Are Robots About to Radically Transform the Fashion Industry?

By Patrick Wilson

According to a 2013 model by Oxford researchers Carl Benedikt Frey and Michael A. Osborne , electronic equipment assemblers (which make, for example, computers and batteries) face a 95 percent chance of seeing themselves replaced by robots within 20 years. Retail salespeople? Ninety-two percent. Sewing machine operators? The research suggests their production lines have a nearly 89 percent chance of computerizing in the next two decades. So how is the fashion world responding to this impending transformation, especially as much of the industry relies on apparel from sewing assembly lines?

Designers have actually meditated on the idea of automatization for decades. In Alexander McQueen’s spring/summer 1999 show, model Shalom Harlow spun in place as two robotic arms sprayed her white dress with black and yellow ink. She mimed resistance and then resignation as the automata drenched her. But despite signs of fashion embracing the future of robotics, the garment industry has struggled to optimize the new technology.

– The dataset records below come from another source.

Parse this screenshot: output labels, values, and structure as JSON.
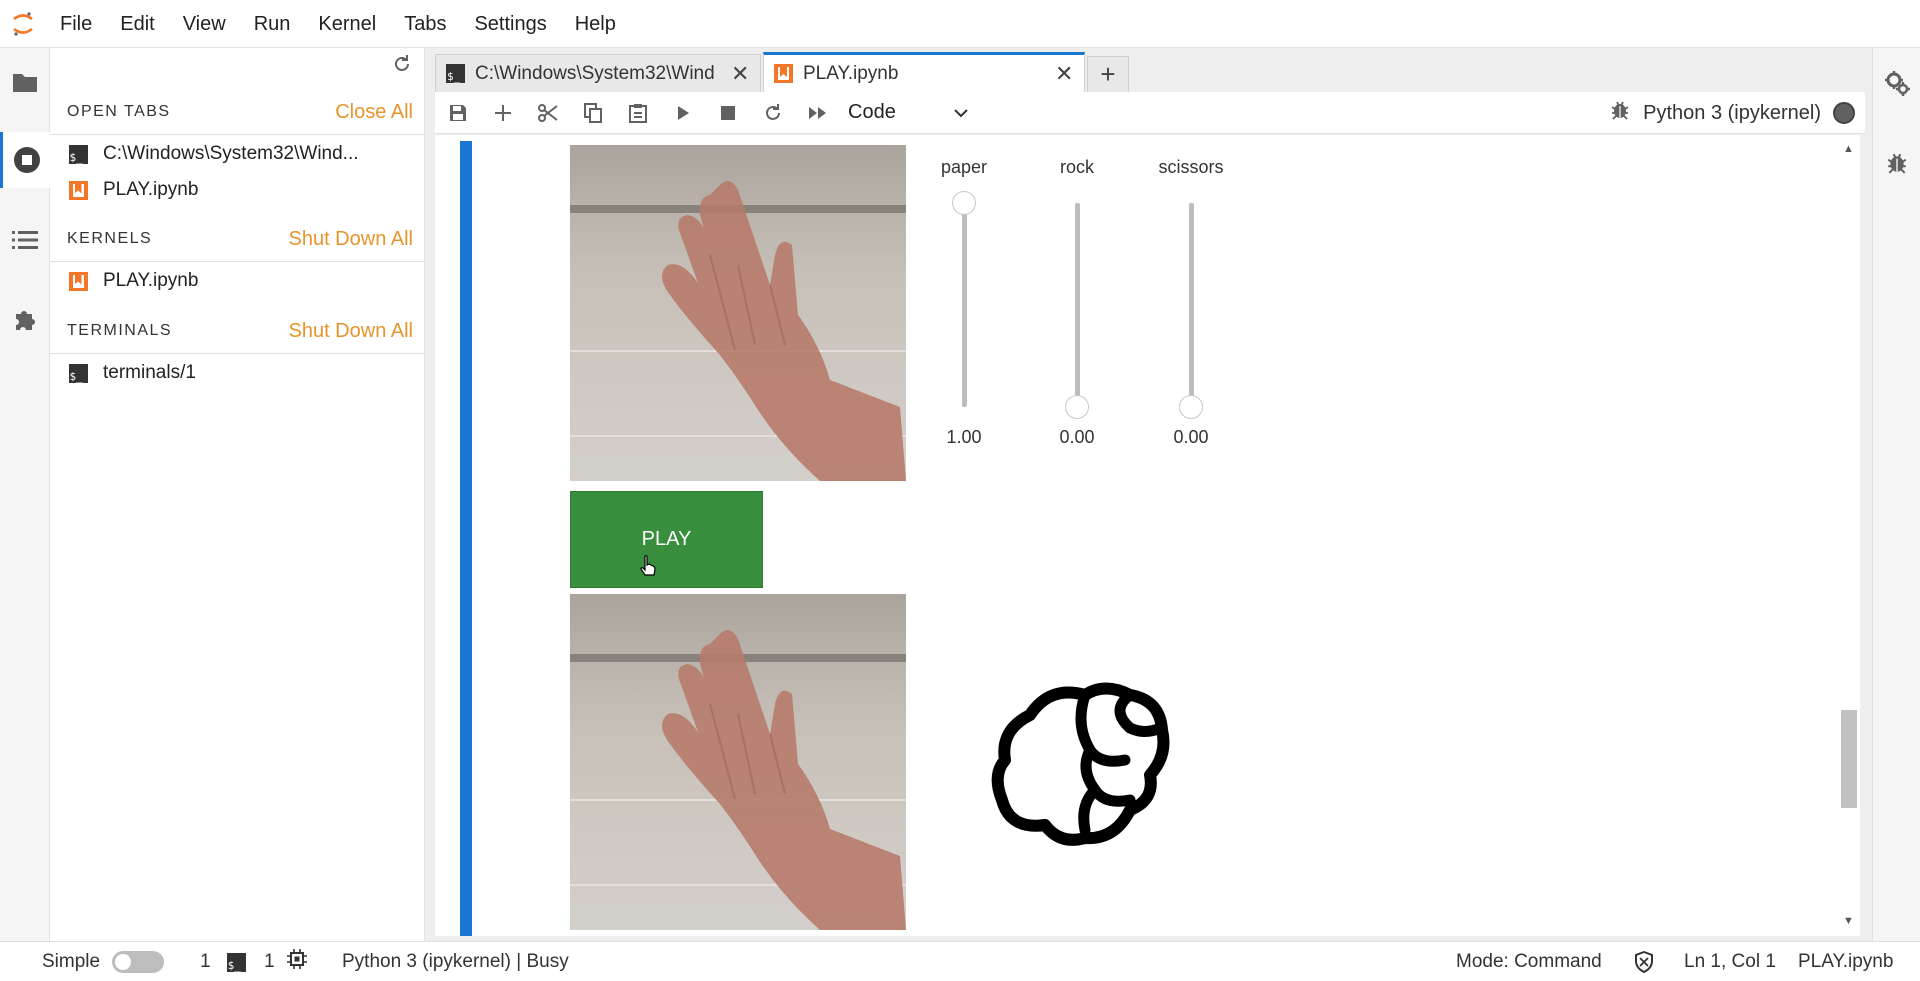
{
  "menubar": {
    "items": [
      "File",
      "Edit",
      "View",
      "Run",
      "Kernel",
      "Tabs",
      "Settings",
      "Help"
    ]
  },
  "sidebar_left": {
    "icons": [
      "folder-icon",
      "running-icon",
      "toc-icon",
      "extension-icon"
    ]
  },
  "running_panel": {
    "open_tabs": {
      "title": "OPEN TABS",
      "action": "Close All",
      "items": [
        {
          "label": "C:\\Windows\\System32\\Wind...",
          "icon": "terminal-icon"
        },
        {
          "label": "PLAY.ipynb",
          "icon": "notebook-icon"
        }
      ]
    },
    "kernels": {
      "title": "KERNELS",
      "action": "Shut Down All",
      "items": [
        {
          "label": "PLAY.ipynb",
          "icon": "notebook-icon"
        }
      ]
    },
    "terminals": {
      "title": "TERMINALS",
      "action": "Shut Down All",
      "items": [
        {
          "label": "terminals/1",
          "icon": "terminal-icon"
        }
      ]
    }
  },
  "tabs": [
    {
      "label": "C:\\Windows\\System32\\Wind",
      "icon": "terminal-icon",
      "active": false
    },
    {
      "label": "PLAY.ipynb",
      "icon": "notebook-icon",
      "active": true
    }
  ],
  "toolbar": {
    "buttons": [
      "save-icon",
      "add-cell-icon",
      "cut-icon",
      "copy-icon",
      "paste-icon",
      "run-icon",
      "stop-icon",
      "restart-icon",
      "fast-forward-icon"
    ],
    "cell_type": "Code",
    "kernel_name": "Python 3 (ipykernel)",
    "kernel_status": "busy"
  },
  "output": {
    "play_button": "PLAY",
    "sliders": [
      {
        "name": "paper",
        "value": "1.00",
        "level": 1.0
      },
      {
        "name": "rock",
        "value": "0.00",
        "level": 0.0
      },
      {
        "name": "scissors",
        "value": "0.00",
        "level": 0.0
      }
    ],
    "images": [
      "webcam-hand-paper",
      "webcam-hand-paper",
      "rock-fist-icon"
    ]
  },
  "statusbar": {
    "mode_label": "Simple",
    "simple_on": false,
    "terminal_count": "1",
    "kernel_count": "1",
    "kernel_status": "Python 3 (ipykernel) | Busy",
    "mode": "Mode: Command",
    "position": "Ln 1, Col 1",
    "filename": "PLAY.ipynb"
  },
  "colors": {
    "accent": "#1976d2",
    "brand": "#f37726",
    "action": "#e8942b",
    "play_button": "#388e3c"
  }
}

Jonathan Zornow hopes that his new start-up, SewBo, will make fabrics more cooperative as they’re formed into the first generation of robotically sewn clothing. “Robots are quick and precise, but they can’t handle much in the way of variation," says Zornow. "That’s why they haven't been able to handle the complexities of working with limp, flexible fabrics that contort in an infinite number of ways.” According to the entrepreneur, all previous attempts to automate sewing have overcomplicated the process.

The sewing machine going to work after the polymer has been applied to stiffen the clothing.

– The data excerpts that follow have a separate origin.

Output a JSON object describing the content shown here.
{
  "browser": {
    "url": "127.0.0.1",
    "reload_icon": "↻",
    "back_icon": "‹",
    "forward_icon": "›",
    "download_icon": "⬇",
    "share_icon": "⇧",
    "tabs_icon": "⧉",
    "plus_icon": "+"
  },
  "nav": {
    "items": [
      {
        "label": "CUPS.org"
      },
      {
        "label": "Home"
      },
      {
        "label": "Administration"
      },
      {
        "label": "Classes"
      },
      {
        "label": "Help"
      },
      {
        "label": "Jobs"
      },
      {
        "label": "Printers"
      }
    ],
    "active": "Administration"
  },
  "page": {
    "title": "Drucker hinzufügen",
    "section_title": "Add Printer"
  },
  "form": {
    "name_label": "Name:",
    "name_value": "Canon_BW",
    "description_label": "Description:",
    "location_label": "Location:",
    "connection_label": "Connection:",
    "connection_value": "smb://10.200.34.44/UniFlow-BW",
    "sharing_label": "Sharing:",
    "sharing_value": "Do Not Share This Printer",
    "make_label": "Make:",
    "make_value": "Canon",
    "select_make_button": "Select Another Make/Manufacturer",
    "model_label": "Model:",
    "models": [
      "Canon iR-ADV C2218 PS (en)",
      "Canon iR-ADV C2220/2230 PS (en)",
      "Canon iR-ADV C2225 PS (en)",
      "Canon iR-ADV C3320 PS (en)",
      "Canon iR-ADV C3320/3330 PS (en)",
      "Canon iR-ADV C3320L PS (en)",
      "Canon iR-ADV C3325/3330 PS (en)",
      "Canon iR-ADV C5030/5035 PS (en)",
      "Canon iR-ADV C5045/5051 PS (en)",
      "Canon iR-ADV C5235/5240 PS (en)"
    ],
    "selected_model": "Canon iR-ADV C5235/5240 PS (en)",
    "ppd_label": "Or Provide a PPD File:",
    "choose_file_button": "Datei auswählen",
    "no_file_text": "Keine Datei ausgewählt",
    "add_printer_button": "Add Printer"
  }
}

His response has been a process that begins by smothering textiles in liquid polymers, eventually turning them into rigid composites. Temporarily stiffened, fabric can be molded, riveted, and otherwise easily manipulated by standard robotic arms—the same ones used to paint cars or install computer chips. Once the sewing is finished, the liquid polymer is rinsed off with water and the garment relaxes to its original loose fitting.

Assuming the inevitability of automation, Zornow is cautiously optimistic: “It’s my hope that the transition will be gradual enough to avoid a major impact for most communities. That said, it’s important that countries dependent on apparel manufacturing take the threat of automation seriously and start to diversify their economies.”

Horrific conditions in garment factories throughout the world have plagued laborers since the invention of the sewing machine. In recent years, developed countries have outsourced garment work to poorer regions. If automation succeeds, moral questions will linger, especially as a major global workforce faces unemployment. Laws in countries such as Myanmar are requiring severance pays for employees of shuttered factories.

The same shirt, sewn together by robot, after water has rinsed away the polymer.

For now, it's unclear how and when robotics will shake up the world of retail and fashion. All we know is that companies like SewBo, which is working behind the scenes with “several prominent brands,” has plans to radically innovate the way your clothing is made.